During my father's recent hospitalization, we had many hours to sit and talk about everything from the horror of hospital food to the great care provided by the medical professionals to the many wonderful members of our family. At one point, I was studying my jujitsu charts as he rested between the next round of pokes and prods. I mentioned the possibility of a belt test in February and then asked whether he'd be interested in attending. He smiled and replied, 'Yeah!?". Not long after that discussion, my father ended 2 1/2 weeks in the hospital. He returned home and was doing much better. We shared a great Thanksgiving with the family gathered for a big day of chowing down, watching football and keeping good company.
My father died the next morning. He had a massive heart attack while having an early morning slug of egg nog.
The past few days have been a whirlwind of emotion and events. 78 years of life, 52 years of marriage, 36 years of firefighting, 4 children, 3 grandchildren and a throng of other family members, friends, co-workers neighbors and acquaintances left behind. Crying, notifications, disbelief, wakes, eulogies, hugs, flowers, food, drink and attempts to take the first steps forward.
Many of my dojo mates have reached out and a good number came to my father's wake to extend their sympathies and lend their support. They were a part of the group that came together to provide my family and I with the understanding and bolstering we needed. A family of fighters reaching out a hand to lift us back up.

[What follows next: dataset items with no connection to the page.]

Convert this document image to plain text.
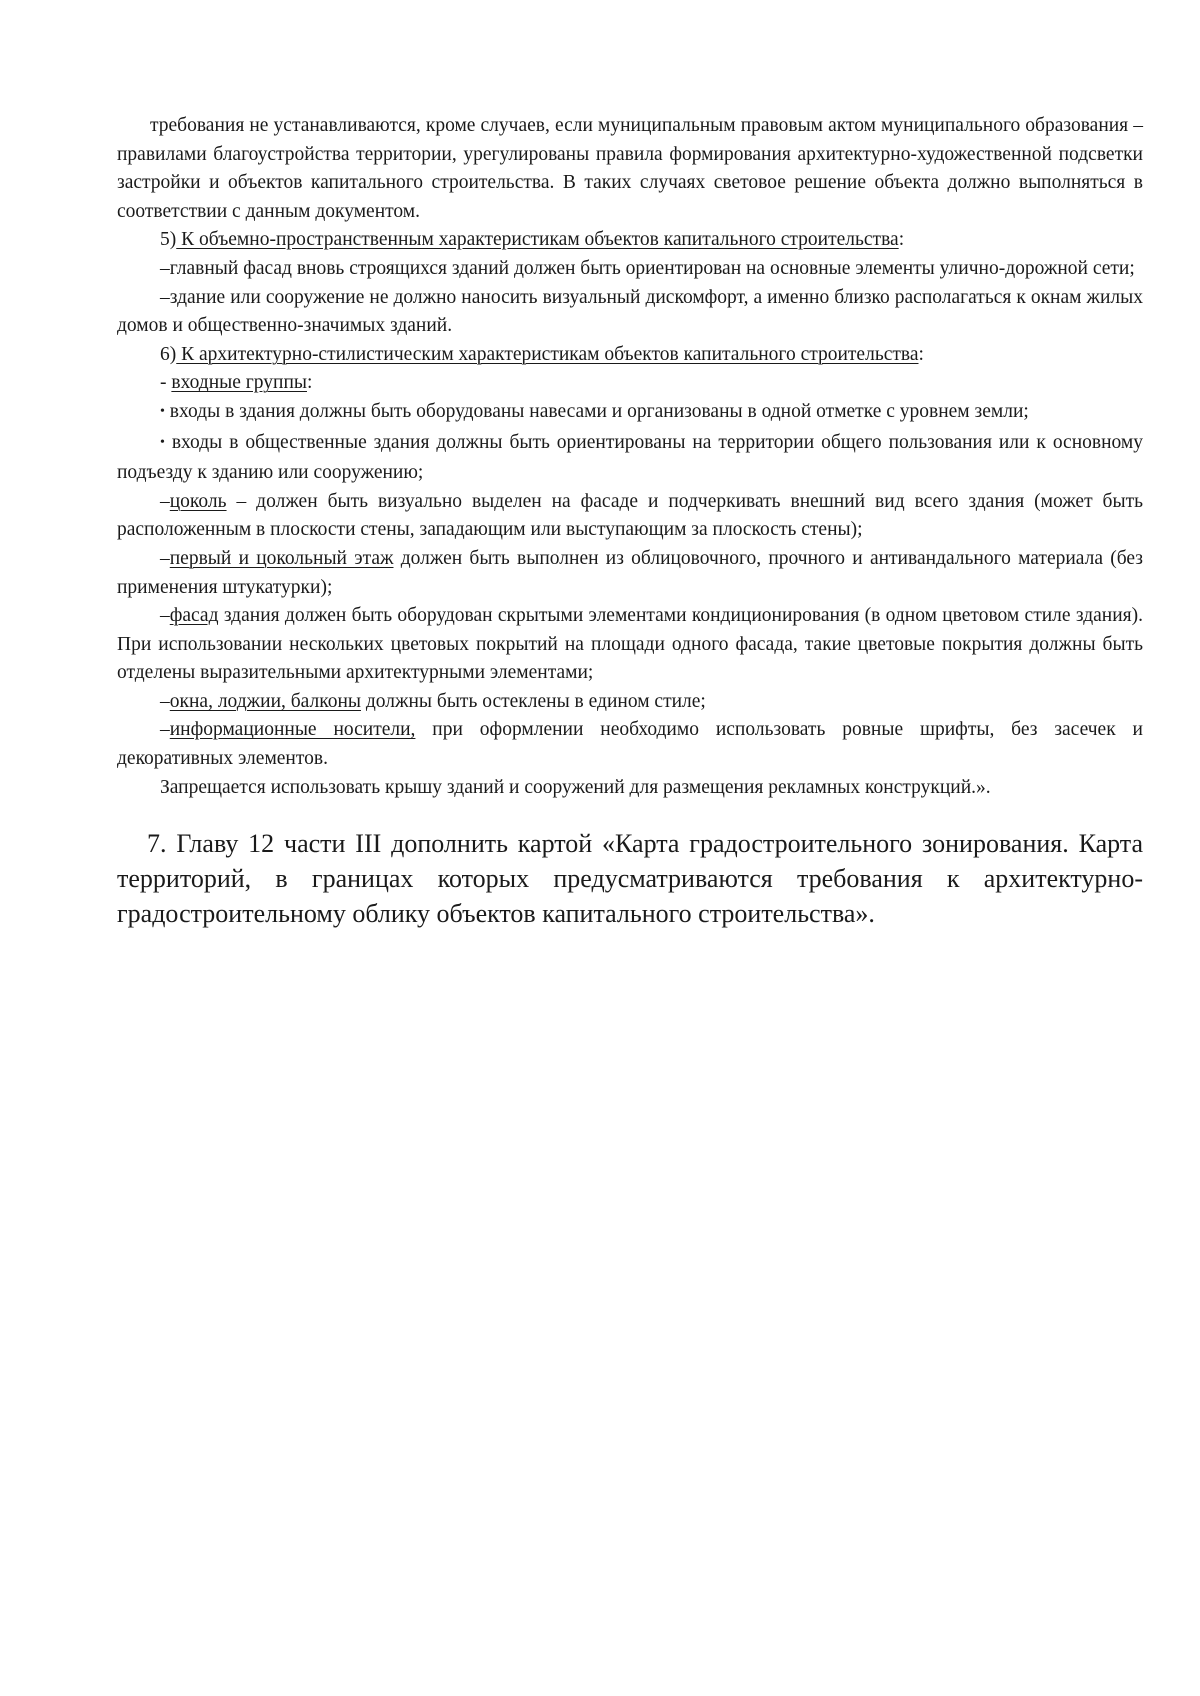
требования не устанавливаются, кроме случаев, если муниципальным правовым актом муниципального образования – правилами благоустройства территории, урегулированы правила формирования архитектурно-художественной подсветки застройки и объектов капитального строительства. В таких случаях световое решение объекта должно выполняться в соответствии с данным документом.

5) К объемно-пространственным характеристикам объектов капитального строительства:

–главный фасад вновь строящихся зданий должен быть ориентирован на основные элементы улично-дорожной сети;

–здание или сооружение не должно наносить визуальный дискомфорт, а именно близко располагаться к окнам жилых домов и общественно-значимых зданий.

6) К архитектурно-стилистическим характеристикам объектов капитального строительства:

- входные группы:

• входы в здания должны быть оборудованы навесами и организованы в одной отметке с уровнем земли;

• входы в общественные здания должны быть ориентированы на территории общего пользования или к основному подъезду к зданию или сооружению;

–цоколь – должен быть визуально выделен на фасаде и подчеркивать внешний вид всего здания (может быть расположенным в плоскости стены, западающим или выступающим за плоскость стены);

–первый и цокольный этаж должен быть выполнен из облицовочного, прочного и антивандального материала (без применения штукатурки);

–фасад здания должен быть оборудован скрытыми элементами кондиционирования (в одном цветовом стиле здания). При использовании нескольких цветовых покрытий на площади одного фасада, такие цветовые покрытия должны быть отделены выразительными архитектурными элементами;

–окна, лоджии, балконы должны быть остеклены в едином стиле;

–информационные носители, при оформлении необходимо использовать ровные шрифты, без засечек и декоративных элементов.

Запрещается использовать крышу зданий и сооружений для размещения рекламных конструкций.».

7. Главу 12 части III дополнить картой «Карта градостроительного зонирования. Карта территорий, в границах которых предусматриваются требования к архитектурно-градостроительному облику объектов капитального строительства».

I've written a good deal about my father these past few days. His obituary. His eulogy. He played a very significant role in making me who I am and we shared many wonderful times together. We were fortunate to forge a closer relationship over the past several years. Maybe what I'll miss most is the early mornings we shared on vacations. We'd rented beach cottages for family vacations for many years. I'm usually the first to rise and make coffee. My father wasn't far behind me and would join me on the deck for some hot java while the sun rose over the beach. While the rest of the family slept. we'd chat about almost anything as the waves rolled onto the shore and the sun made the water look like it was topped with gold glitter. It was our time.
I returned to the dojo last night for the first time since my father's death. It felt great to expend some energy not related to coping with the aftermath of father's death. Now I need to try and move ahead. To re-focus on the task at hand. That shouldn't be too difficult with the memory of my father to inspire me.